Liebe Unterstützerinnen und Unterstützer!

In meiner letzen Mail hatte ich versprochen, Sie über die Behandlung unsererGemeinsamen Erklärung durch den Deutschen Bundestag zu unterrichten. Ich habe so lange gewartet in der Hoffnung Ihnen mitteilen zu können, ob der Petitionsausschuss unsere Petition den Fraktionen zur Beratung überweist, oder sie für nicht relevant erklärt.
Der Ausschuss hat sich aber offensichtlich entschlossen, die Sache auf die lange Bank zu schieben. Mehrere Nachfragen von mir, schriftlich und mündlich, bleiben unbeantwortet.

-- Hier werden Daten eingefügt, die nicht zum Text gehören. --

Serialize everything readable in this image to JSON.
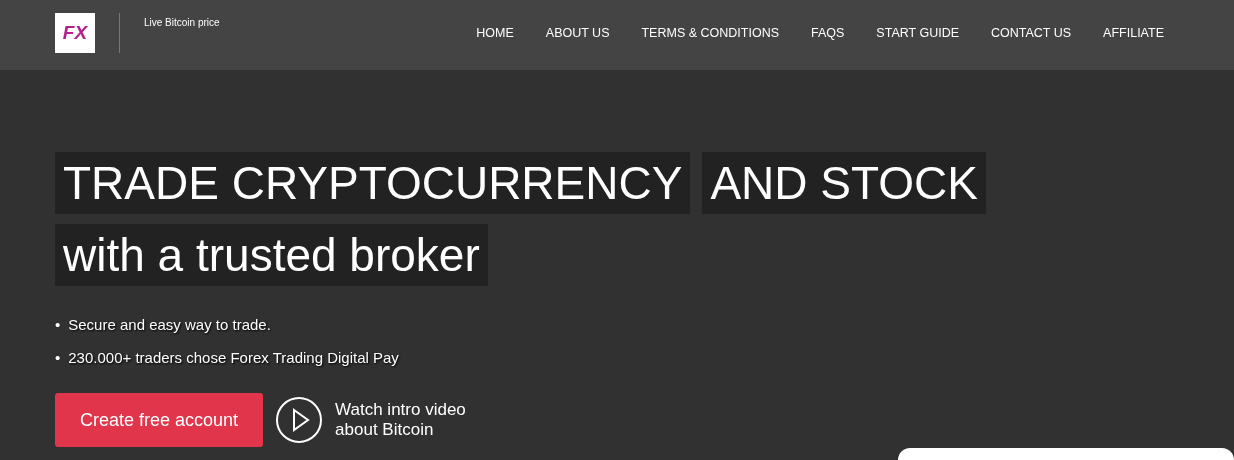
{
  "header": {
    "logo": "FX",
    "tagline": "Live Bitcoin price",
    "nav": [
      {
        "label": "HOME"
      },
      {
        "label": "ABOUT US"
      },
      {
        "label": "TERMS & CONDITIONS"
      },
      {
        "label": "FAQS"
      },
      {
        "label": "START GUIDE"
      },
      {
        "label": "CONTACT US"
      },
      {
        "label": "AFFILIATE"
      }
    ]
  },
  "hero": {
    "headline": [
      "TRADE CRYPTOCURRENCY",
      "AND STOCK",
      "with a trusted broker"
    ],
    "bullets": [
      {
        "marker": "•",
        "text": "Secure and easy way to trade."
      },
      {
        "marker": "•",
        "text": "230.000+ traders chose Forex Trading Digital Pay"
      }
    ],
    "cta": "Create free account",
    "video": "Watch intro video about Bitcoin"
  }
}
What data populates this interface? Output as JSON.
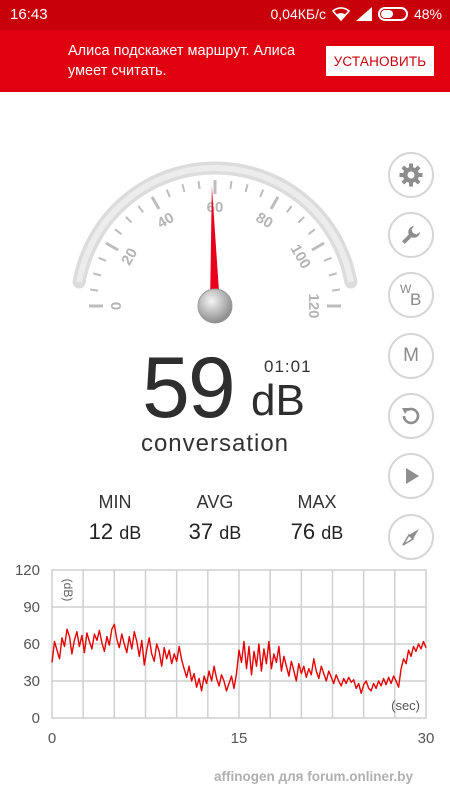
{
  "status_bar": {
    "time": "16:43",
    "network_speed": "0,04КБ/с",
    "battery": "48%",
    "icons": [
      "wifi-icon",
      "signal-icon",
      "battery-icon"
    ]
  },
  "ad": {
    "text": "Алиса подскажет маршрут. Алиса умеет считать.",
    "button": "УСТАНОВИТЬ",
    "background": "#e1000f"
  },
  "gauge": {
    "ticks": [
      "0",
      "20",
      "40",
      "60",
      "80",
      "100",
      "120"
    ],
    "min": 0,
    "max": 120,
    "needle_value": 59,
    "needle_color": "#e8001c"
  },
  "reading": {
    "value": "59",
    "unit": "dB",
    "timer": "01:01",
    "label": "conversation"
  },
  "stats": {
    "min": {
      "label": "MIN",
      "value": "12",
      "unit": "dB"
    },
    "avg": {
      "label": "AVG",
      "value": "37",
      "unit": "dB"
    },
    "max": {
      "label": "MAX",
      "value": "76",
      "unit": "dB"
    }
  },
  "side_buttons": [
    {
      "name": "settings",
      "icon": "gear-icon"
    },
    {
      "name": "tools",
      "icon": "wrench-icon"
    },
    {
      "name": "weighting",
      "icon": "wb-icon",
      "text_top": "W",
      "text_bottom": "B"
    },
    {
      "name": "memory",
      "icon": "m-icon",
      "text": "M"
    },
    {
      "name": "reset",
      "icon": "reset-icon"
    },
    {
      "name": "play",
      "icon": "play-icon"
    },
    {
      "name": "compass",
      "icon": "compass-icon"
    }
  ],
  "chart_data": {
    "type": "line",
    "x_unit": "(sec)",
    "y_unit": "(dB)",
    "xlim": [
      0,
      30
    ],
    "ylim": [
      0,
      120
    ],
    "x_ticks": [
      "0",
      "15",
      "30"
    ],
    "y_ticks": [
      "0",
      "30",
      "60",
      "90",
      "120"
    ],
    "grid": true,
    "line_color": "#e60000",
    "series": [
      {
        "values": [
          [
            0,
            45
          ],
          [
            0.2,
            62
          ],
          [
            0.4,
            55
          ],
          [
            0.6,
            48
          ],
          [
            0.8,
            65
          ],
          [
            1.0,
            58
          ],
          [
            1.2,
            72
          ],
          [
            1.4,
            66
          ],
          [
            1.6,
            52
          ],
          [
            1.8,
            63
          ],
          [
            2.0,
            70
          ],
          [
            2.2,
            58
          ],
          [
            2.4,
            67
          ],
          [
            2.6,
            53
          ],
          [
            2.8,
            69
          ],
          [
            3.0,
            62
          ],
          [
            3.2,
            56
          ],
          [
            3.4,
            68
          ],
          [
            3.6,
            63
          ],
          [
            3.8,
            71
          ],
          [
            4.0,
            61
          ],
          [
            4.2,
            54
          ],
          [
            4.4,
            66
          ],
          [
            4.6,
            59
          ],
          [
            4.8,
            72
          ],
          [
            5.0,
            76
          ],
          [
            5.2,
            64
          ],
          [
            5.4,
            57
          ],
          [
            5.6,
            68
          ],
          [
            5.8,
            60
          ],
          [
            6.0,
            53
          ],
          [
            6.2,
            66
          ],
          [
            6.4,
            56
          ],
          [
            6.6,
            70
          ],
          [
            6.8,
            62
          ],
          [
            7.0,
            50
          ],
          [
            7.2,
            63
          ],
          [
            7.4,
            43
          ],
          [
            7.6,
            55
          ],
          [
            7.8,
            65
          ],
          [
            8.0,
            52
          ],
          [
            8.2,
            46
          ],
          [
            8.4,
            60
          ],
          [
            8.6,
            54
          ],
          [
            8.8,
            42
          ],
          [
            9.0,
            57
          ],
          [
            9.2,
            48
          ],
          [
            9.4,
            55
          ],
          [
            9.6,
            44
          ],
          [
            9.8,
            52
          ],
          [
            10.0,
            46
          ],
          [
            10.2,
            58
          ],
          [
            10.4,
            47
          ],
          [
            10.6,
            40
          ],
          [
            10.8,
            33
          ],
          [
            11.0,
            42
          ],
          [
            11.2,
            30
          ],
          [
            11.4,
            36
          ],
          [
            11.6,
            25
          ],
          [
            11.8,
            32
          ],
          [
            12.0,
            22
          ],
          [
            12.2,
            34
          ],
          [
            12.4,
            28
          ],
          [
            12.6,
            38
          ],
          [
            12.8,
            30
          ],
          [
            13.0,
            42
          ],
          [
            13.2,
            32
          ],
          [
            13.4,
            26
          ],
          [
            13.6,
            35
          ],
          [
            13.8,
            30
          ],
          [
            14.0,
            22
          ],
          [
            14.2,
            28
          ],
          [
            14.4,
            34
          ],
          [
            14.6,
            24
          ],
          [
            14.8,
            36
          ],
          [
            15.0,
            55
          ],
          [
            15.2,
            45
          ],
          [
            15.4,
            62
          ],
          [
            15.6,
            40
          ],
          [
            15.8,
            58
          ],
          [
            16.0,
            35
          ],
          [
            16.2,
            54
          ],
          [
            16.4,
            42
          ],
          [
            16.6,
            60
          ],
          [
            16.8,
            38
          ],
          [
            17.0,
            56
          ],
          [
            17.2,
            44
          ],
          [
            17.4,
            62
          ],
          [
            17.6,
            40
          ],
          [
            17.8,
            52
          ],
          [
            18.0,
            45
          ],
          [
            18.2,
            58
          ],
          [
            18.4,
            38
          ],
          [
            18.6,
            50
          ],
          [
            18.8,
            42
          ],
          [
            19.0,
            34
          ],
          [
            19.2,
            46
          ],
          [
            19.4,
            38
          ],
          [
            19.6,
            30
          ],
          [
            19.8,
            44
          ],
          [
            20.0,
            36
          ],
          [
            20.2,
            42
          ],
          [
            20.4,
            33
          ],
          [
            20.6,
            40
          ],
          [
            20.8,
            35
          ],
          [
            21.0,
            48
          ],
          [
            21.2,
            38
          ],
          [
            21.4,
            32
          ],
          [
            21.6,
            42
          ],
          [
            21.8,
            36
          ],
          [
            22.0,
            30
          ],
          [
            22.2,
            38
          ],
          [
            22.4,
            33
          ],
          [
            22.6,
            28
          ],
          [
            22.8,
            35
          ],
          [
            23.0,
            30
          ],
          [
            23.2,
            26
          ],
          [
            23.4,
            32
          ],
          [
            23.6,
            28
          ],
          [
            23.8,
            33
          ],
          [
            24.0,
            29
          ],
          [
            24.2,
            31
          ],
          [
            24.4,
            24
          ],
          [
            24.6,
            28
          ],
          [
            24.8,
            20
          ],
          [
            25.0,
            27
          ],
          [
            25.2,
            30
          ],
          [
            25.4,
            24
          ],
          [
            25.6,
            22
          ],
          [
            25.8,
            28
          ],
          [
            26.0,
            24
          ],
          [
            26.2,
            30
          ],
          [
            26.4,
            26
          ],
          [
            26.6,
            32
          ],
          [
            26.8,
            27
          ],
          [
            27.0,
            33
          ],
          [
            27.2,
            28
          ],
          [
            27.4,
            34
          ],
          [
            27.6,
            30
          ],
          [
            27.8,
            25
          ],
          [
            28.0,
            40
          ],
          [
            28.2,
            48
          ],
          [
            28.4,
            44
          ],
          [
            28.6,
            55
          ],
          [
            28.8,
            50
          ],
          [
            29.0,
            58
          ],
          [
            29.2,
            54
          ],
          [
            29.4,
            60
          ],
          [
            29.6,
            56
          ],
          [
            29.8,
            62
          ],
          [
            30.0,
            57
          ]
        ]
      }
    ]
  },
  "watermark": "affinogen для forum.onliner.by"
}
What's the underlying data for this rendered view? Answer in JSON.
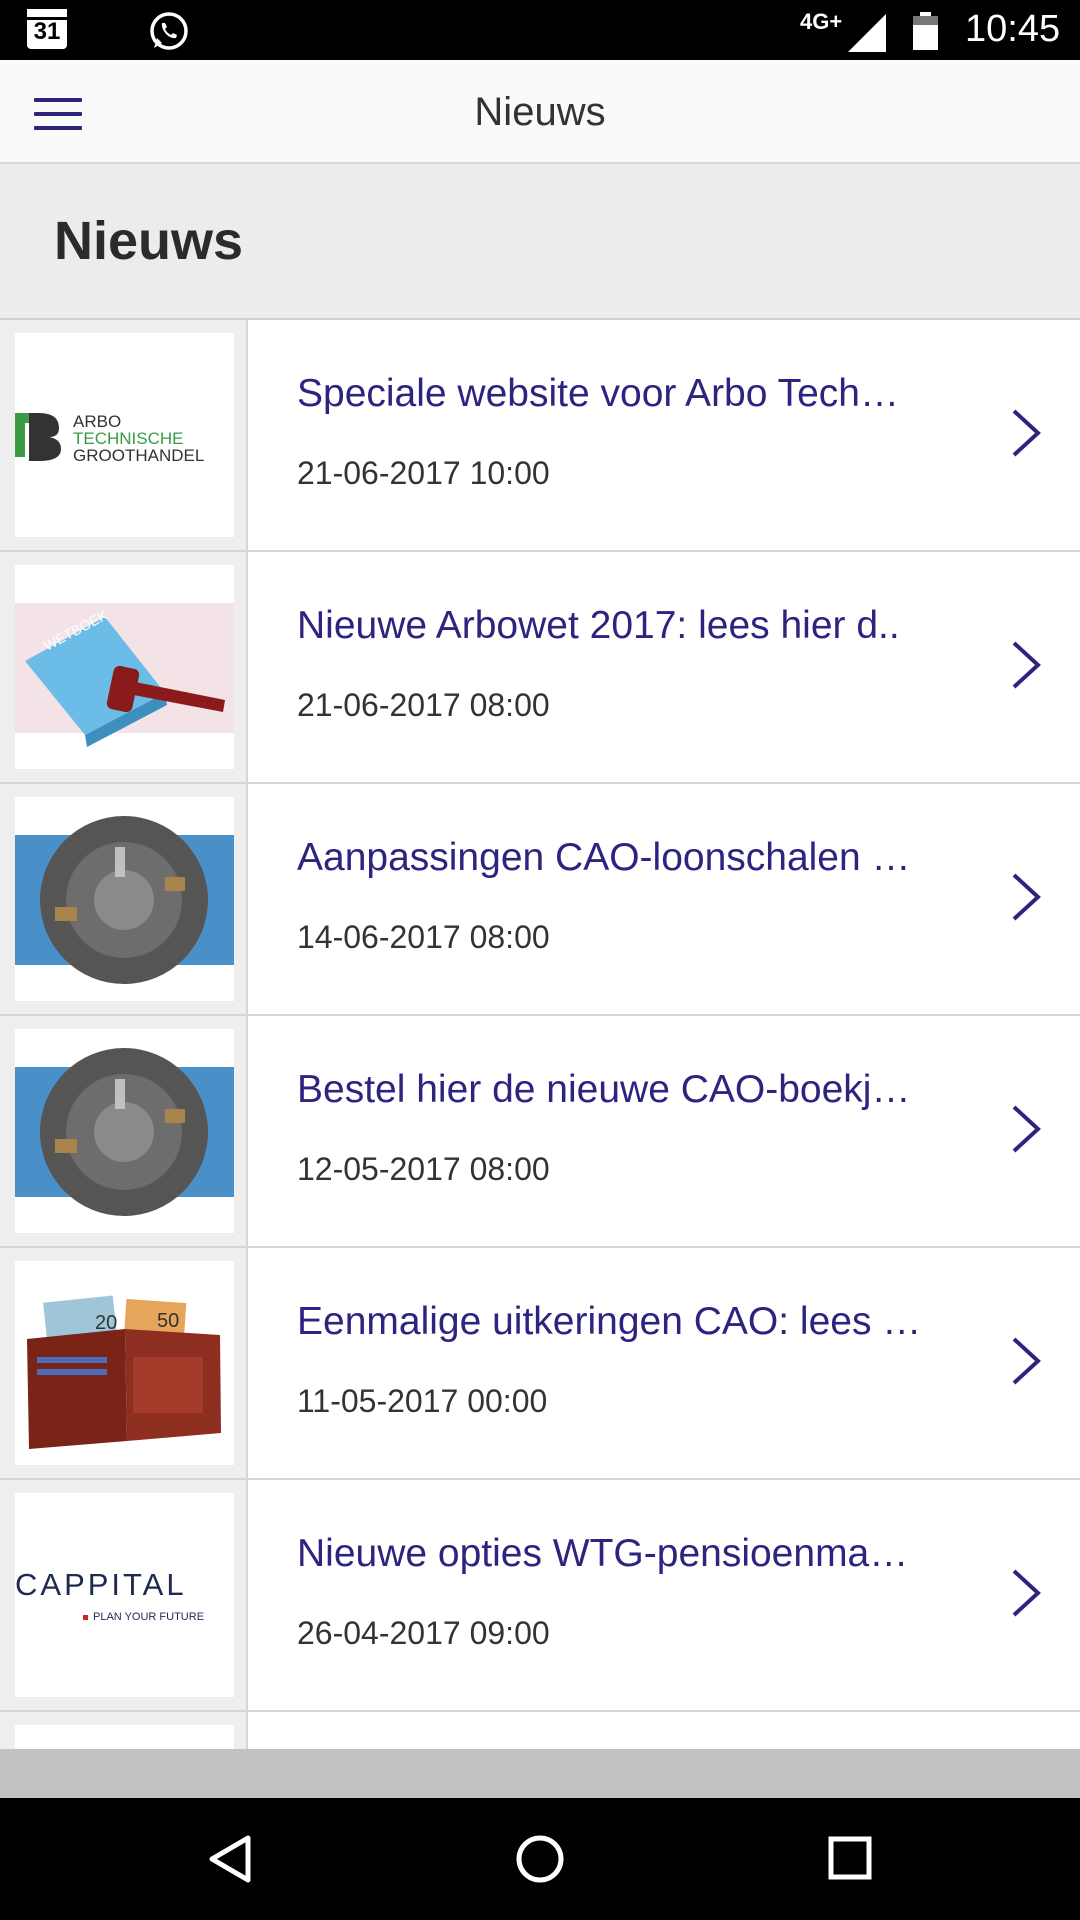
{
  "status_bar": {
    "calendar_day": "31",
    "network": "4G+",
    "time": "10:45"
  },
  "app_bar": {
    "title": "Nieuws",
    "menu_icon": "hamburger-menu-icon"
  },
  "page": {
    "heading": "Nieuws"
  },
  "news": {
    "items": [
      {
        "title": "Speciale website voor Arbo Tech…",
        "date": "21-06-2017 10:00",
        "thumb_text": [
          "ARBO",
          "TECHNISCHE",
          "GROOTHANDEL"
        ]
      },
      {
        "title": "Nieuwe Arbowet 2017: lees hier d..",
        "date": "21-06-2017 08:00",
        "thumb_text": [
          "WETBOEK"
        ]
      },
      {
        "title": "Aanpassingen CAO-loonschalen …",
        "date": "14-06-2017 08:00"
      },
      {
        "title": "Bestel hier de nieuwe CAO-boekj…",
        "date": "12-05-2017 08:00"
      },
      {
        "title": "Eenmalige uitkeringen CAO: lees …",
        "date": "11-05-2017 00:00",
        "thumb_text": [
          "20",
          "50"
        ]
      },
      {
        "title": "Nieuwe opties WTG-pensioenma…",
        "date": "26-04-2017 09:00",
        "thumb_text": [
          "CAPPITAL",
          "PLAN YOUR FUTURE"
        ]
      }
    ]
  },
  "colors": {
    "accent": "#2d2480",
    "header_bg": "#ececec",
    "appbar_bg": "#fafafa"
  }
}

Inzwischen werden Sie erfahren haben, dass ein weitaus größeres Problem auf uns zukommt: Der Globale Pakt für sichere, ordnungs- und planmäßige Migration, der am 10.12. diesen Jahres in Marrakech von den UNO-Mitgliedsstaaten unterzeichnet werden wird. Dieser Plan, der, wenn er ausgeführt wird, die Zerstörung Europas, wie wir es kennen, zur Folge haben wird, ist bis zum Juni praktisch unbekannt geblieben. Erst als Donald Trump verkündete, dass die USA nicht unterschreiben würde, begann das Vorhaben publik zu werden. Inzwischen haben sich immer mehr Staaten Trump angeschlossen. Österreich hat es am prägnantesten auf den Punkt gebracht, warum es die Unterschrift verweigern wird:

“Österreich unterscheidet klar zwischen legaler und illegaler Migration. Eine Verwässerung dieser Unterscheidung, wie sie der Globale Pakt für sichere, geregelte und planmäßige Migration (VN-Migrationspakt) vornimmt, wird abgelehnt…Die Schaffung der nicht existenten völkerrechtlichen Kategorie des ‘Migranten’ ist zurückzuweisen.“

Unter nachfolgendem Link https://vera-lengsfeld.de/Petition-85241.pdf finden Sie die Petition, die ich aufgesetzt habe, um zu erreichen, dass auch Deutschland diesen Pakt nicht unterzeichnet.
Eine ausführliche Begründung können sie auf meinem Blog nachlesen:https://vera-lengsfeld.de/2018/11/02/luegen-in-zeiten-des-globalen-migrationspaktes/

Nach meinen Informationen liegen bereits 17 Petitionen dem Bundestagvor, die alle auf Eis liegen und nicht veröffentlicht werden. Eine breite Diskussion soll offenbar mit allen Mitteln verhindert werden.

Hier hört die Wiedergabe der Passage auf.